Booklist (starred review)
"Castillo uses his prodigious poetic craft to plumb each family member’s odyssey through the U.S. immigration system...and to describe the raw emotion and pain experienced while...living under a cloud of uncertainty and fear. In the tortured dynamic that plays out in his cross-border family, Castillo lays bare the inherent unfairness and high psychological toll of the current immigration system on people in both the U.S. and Mexico."
Library Journal
12/01/2019
Poet and activist Castillo's artistic family memoir takes place largely away from the U.S.-Mexico border, but in a social and emotional world where the border is always present. In short chapters traversing time and space, Castillo writes of his childhood as an undocumented immigrant before DACA was implemented, presenting a powerful, kaleidoscopic arrangement of history and thought. In the lead up to Castillo's own border crossings as an adult with green card status, readers meet multiple generations of his family. While the border is the site of recurring traumas, Castillo manages to draw uncanny powers of observation from its presence in his life. VERDICT In large part an attempt to answer the question of how to create a landscape of memories divorced from spectacle, this inventively rendered memoir provides an intimate, important look at the immigrant experience, family and intergenerational trauma, and coping with the ongoing presence of uncertainty in one's life.—Sierra Dickey, Ctr. for New Americans, Northampton, MA
Kirkus Reviews
2019-09-24
An acclaimed Mexican-born poet's account of the sometimes-overwhelming struggles he and his parents faced in their quest to become American citizens.
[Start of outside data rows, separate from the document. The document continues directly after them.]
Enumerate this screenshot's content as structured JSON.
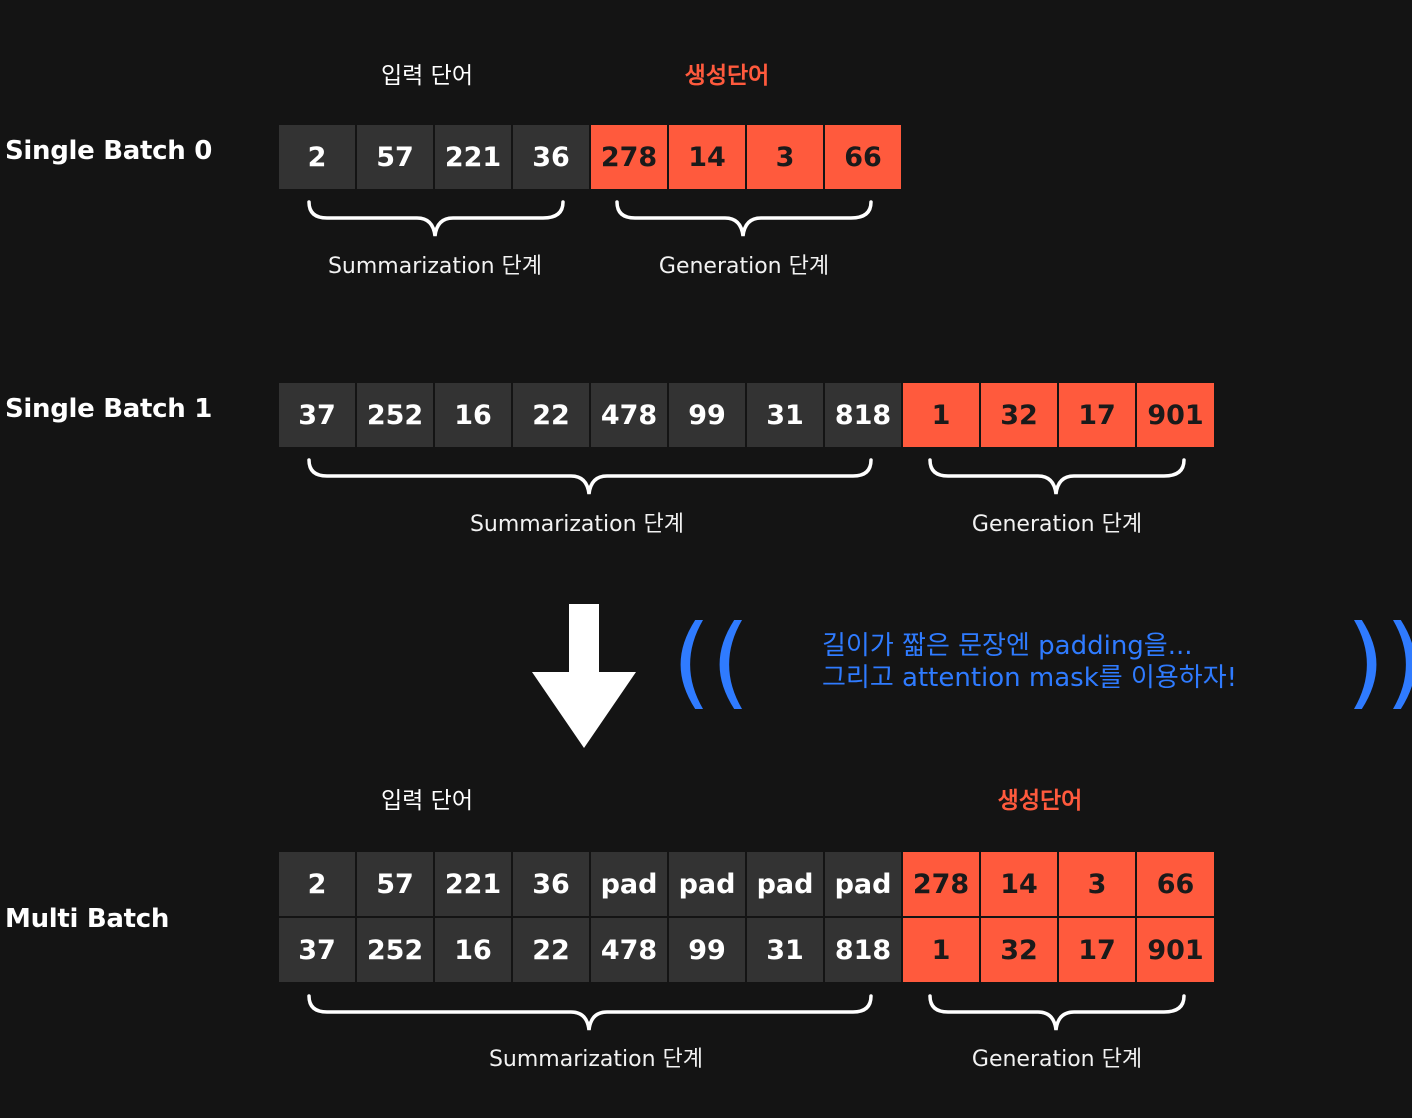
{
  "single0": {
    "label": "Single Batch 0",
    "input_header": "입력 단어",
    "gen_header": "생성단어",
    "input_tokens": [
      "2",
      "57",
      "221",
      "36"
    ],
    "gen_tokens": [
      "278",
      "14",
      "3",
      "66"
    ],
    "summ_label": "Summarization 단계",
    "gen_label": "Generation 단계"
  },
  "single1": {
    "label": "Single Batch 1",
    "input_tokens": [
      "37",
      "252",
      "16",
      "22",
      "478",
      "99",
      "31",
      "818"
    ],
    "gen_tokens": [
      "1",
      "32",
      "17",
      "901"
    ],
    "summ_label": "Summarization 단계",
    "gen_label": "Generation 단계"
  },
  "note": {
    "line1": "길이가 짧은 문장엔 padding을...",
    "line2": "그리고 attention mask를 이용하자!",
    "open_paren": "((",
    "close_paren": "))"
  },
  "multi": {
    "label": "Multi Batch",
    "input_header": "입력 단어",
    "gen_header": "생성단어",
    "row1_input": [
      "2",
      "57",
      "221",
      "36",
      "pad",
      "pad",
      "pad",
      "pad"
    ],
    "row1_gen": [
      "278",
      "14",
      "3",
      "66"
    ],
    "row2_input": [
      "37",
      "252",
      "16",
      "22",
      "478",
      "99",
      "31",
      "818"
    ],
    "row2_gen": [
      "1",
      "32",
      "17",
      "901"
    ],
    "summ_label": "Summarization 단계",
    "gen_label": "Generation 단계"
  },
  "colors": {
    "input_cell": "#333333",
    "gen_cell": "#ff5a3d",
    "note": "#2f7bff",
    "background": "#141414"
  }
}
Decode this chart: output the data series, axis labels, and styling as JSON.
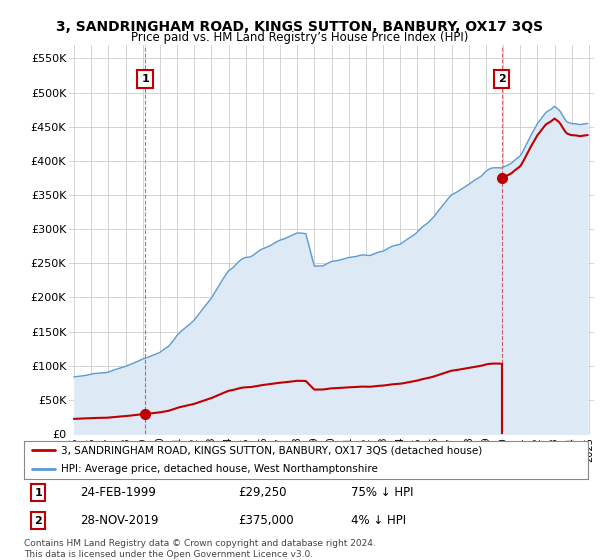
{
  "title": "3, SANDRINGHAM ROAD, KINGS SUTTON, BANBURY, OX17 3QS",
  "subtitle": "Price paid vs. HM Land Registry’s House Price Index (HPI)",
  "ylim": [
    0,
    570000
  ],
  "yticks": [
    0,
    50000,
    100000,
    150000,
    200000,
    250000,
    300000,
    350000,
    400000,
    450000,
    500000,
    550000
  ],
  "ytick_labels": [
    "£0",
    "£50K",
    "£100K",
    "£150K",
    "£200K",
    "£250K",
    "£300K",
    "£350K",
    "£400K",
    "£450K",
    "£500K",
    "£550K"
  ],
  "hpi_color": "#5b9bd5",
  "hpi_fill_color": "#ddeaf6",
  "price_color": "#c00000",
  "background_color": "#ffffff",
  "grid_color": "#cccccc",
  "sale1_date": 1999.14,
  "sale1_price": 29250,
  "sale2_date": 2019.91,
  "sale2_price": 375000,
  "legend_line1": "3, SANDRINGHAM ROAD, KINGS SUTTON, BANBURY, OX17 3QS (detached house)",
  "legend_line2": "HPI: Average price, detached house, West Northamptonshire",
  "table_row1": [
    "1",
    "24-FEB-1999",
    "£29,250",
    "75% ↓ HPI"
  ],
  "table_row2": [
    "2",
    "28-NOV-2019",
    "£375,000",
    "4% ↓ HPI"
  ],
  "footnote": "Contains HM Land Registry data © Crown copyright and database right 2024.\nThis data is licensed under the Open Government Licence v3.0."
}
Hernandez Castillo (Cenzontle, 2018, etc.) first came to the United States with his undocumented Mexican parents in 1993. But life in the shadows came at a high price. Immigration and Customs Enforcement raided their home on multiple occasions and eventually deported the author's father back to Mexico. In this emotionally raw memoir, Hernandez Castillo explores his family's traumas through a fractured narrative that mirrors their own fragmentation. Of his own personal experiences, he writes, "when I came undocumented to the U.S., I crossed into a threshold of invisibility." To protect himself against possible identification as an undocumented person, he excelled in school and learned English "better than any white person, any citizen." When he was old enough to work, he created a fake social security card to apply for the jobs that helped him support his fatherless family. After high school, he attended college and married a Mexican American woman. He became an MFA student at the University of Michigan and qualified for the Deferred Action for Childhood Arrivals program, which allowed him to visit his father in Mexico, where he discovered the depth of his cultural disorientation. Battling through ever present anxiety, the author revisited his and his parents' origins and then returned to take on the difficult interview that qualified him for a green card. His footing in the U.S. finally solidified, Hernandez Castillo unsuccessfully attempted to help his father and mother qualify for residency in the U.S. Only after his father was kidnapped by members of a drug cartel was the author able to help his mother, whose life was now in danger, seek asylum in the U.S. Honest and unsparing, this book offers a detailed look at the dehumanizing immigration system that shattered the author's family while offering a glimpse into his own deeply conflicted sense of what it means to live the so-called American dream.
A heartfelt and haunting memoir just right for the current political and social climate.